MagicPath 2.0 adds a native Codex canvas with live component handoff
MagicPath 2.0 can now run as a native canvas inside Codex through a CLI skill, letting users design and refine app UI without leaving the coding session. It matters because visual iteration and implementation handoff now happen inside one agent workflow instead of bouncing between separate design and code tools.

TL;DR
- MagicPath 2.0 now runs as a native canvas inside Codex, with skirano's Codex thread showing the in-session install flow and MagicPathAI's announcement post framing it as design and app building inside one workspace.
- The integration ships through a CLI skill, and skirano's install screenshot points to MagicPath's agent-skills repo with the command
npx skills add ... --skill magicpath. - According to skirano's launch thread, external agents like Codex, Claude Code, and Cursor can use local files, repos, and MCPs, and those external-agent runs do not consume MagicPath credits.
- skirano's pricing update also says MagicPath removed feature gating in 2.0, so external agents, code export, design systems, and custom fonts now land on every plan.
skirano's Codex demo ties the new Codex canvas to MagicPath 2.0's launch thread, which is where the more interesting details live: the same skill works with Claude Code and Cursor, the canvas is real-time multiplayer for humans and agents, and MagicPath's site is already promoting a macOS beta alongside the browser product.
Native canvas inside Codex
The new bit is not just that Codex can call MagicPath. skirano's demo shows MagicPath opening as a native canvas inside the coding session, so the agent can install the skill, authenticate, and keep iterating on UI without leaving Codex.
That same thread adds one useful operational detail: selecting an image or component in MagicPath becomes context Codex can see for follow-up edits, according to skirano's component-selection note.
Design and code round-trip
MagicPath's broader 2.0 pitch is a shared canvas for humans and agents. the launch thread says external agents can pull from local folders, local or online repos, and any MCP, while skirano's reply to Teknium says any agent that can run a skill and CLI commands can use it.
The mechanics break cleanly into three pieces:
- Install the skill in Codex, Claude Code, or Cursor, per skirano's skill instructions.

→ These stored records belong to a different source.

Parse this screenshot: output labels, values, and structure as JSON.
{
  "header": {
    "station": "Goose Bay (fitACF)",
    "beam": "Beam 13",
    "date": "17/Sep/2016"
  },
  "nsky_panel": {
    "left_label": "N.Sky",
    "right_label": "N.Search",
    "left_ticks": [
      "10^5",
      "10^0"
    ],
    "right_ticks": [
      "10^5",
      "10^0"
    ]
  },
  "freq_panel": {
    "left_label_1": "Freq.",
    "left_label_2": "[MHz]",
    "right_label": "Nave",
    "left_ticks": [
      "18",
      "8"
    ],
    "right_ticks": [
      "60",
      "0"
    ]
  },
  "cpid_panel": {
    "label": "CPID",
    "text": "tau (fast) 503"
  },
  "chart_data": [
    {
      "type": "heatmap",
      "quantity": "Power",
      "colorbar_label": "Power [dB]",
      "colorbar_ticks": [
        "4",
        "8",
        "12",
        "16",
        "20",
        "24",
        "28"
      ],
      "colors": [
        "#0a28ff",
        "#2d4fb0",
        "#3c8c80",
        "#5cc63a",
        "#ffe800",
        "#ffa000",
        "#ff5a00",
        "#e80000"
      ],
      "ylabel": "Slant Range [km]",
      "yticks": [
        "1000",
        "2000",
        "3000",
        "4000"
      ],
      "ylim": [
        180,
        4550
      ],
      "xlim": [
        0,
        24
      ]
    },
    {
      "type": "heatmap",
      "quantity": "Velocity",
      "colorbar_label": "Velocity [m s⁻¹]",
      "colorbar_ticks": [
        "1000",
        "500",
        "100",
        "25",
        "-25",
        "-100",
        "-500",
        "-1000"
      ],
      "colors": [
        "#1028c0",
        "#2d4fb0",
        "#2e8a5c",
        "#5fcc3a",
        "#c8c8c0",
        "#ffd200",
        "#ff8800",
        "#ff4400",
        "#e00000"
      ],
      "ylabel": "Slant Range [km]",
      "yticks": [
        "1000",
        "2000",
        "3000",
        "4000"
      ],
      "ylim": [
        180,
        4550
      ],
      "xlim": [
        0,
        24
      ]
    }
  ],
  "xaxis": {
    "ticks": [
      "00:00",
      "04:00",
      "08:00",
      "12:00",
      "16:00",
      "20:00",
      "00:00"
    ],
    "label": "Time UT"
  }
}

- Push a MagicPath design into a repo, or pull a repo component back into MagicPath for edits, per skirano's round-trip demo.
- Keep humans and agents on the same live canvas, with visible presence and interactive browser prototypes, per skirano's multiplayer and prototype notes.
macOS beta and ungated plans
The launch thread sneaks in two extra product changes that are easy to miss in the Codex demos. skirano's macOS beta post says a native macOS app is now in beta, and the attached screenshot shows the desktop client alongside the browser-style canvas workflow.
The same thread also says 2.0 changed packaging: no features are gated anymore, free accounts get 125 external agent calls per week, and Pro or Teams get unlimited external agent calls, according to skirano's pricing screenshot and skirano's Codex credit note.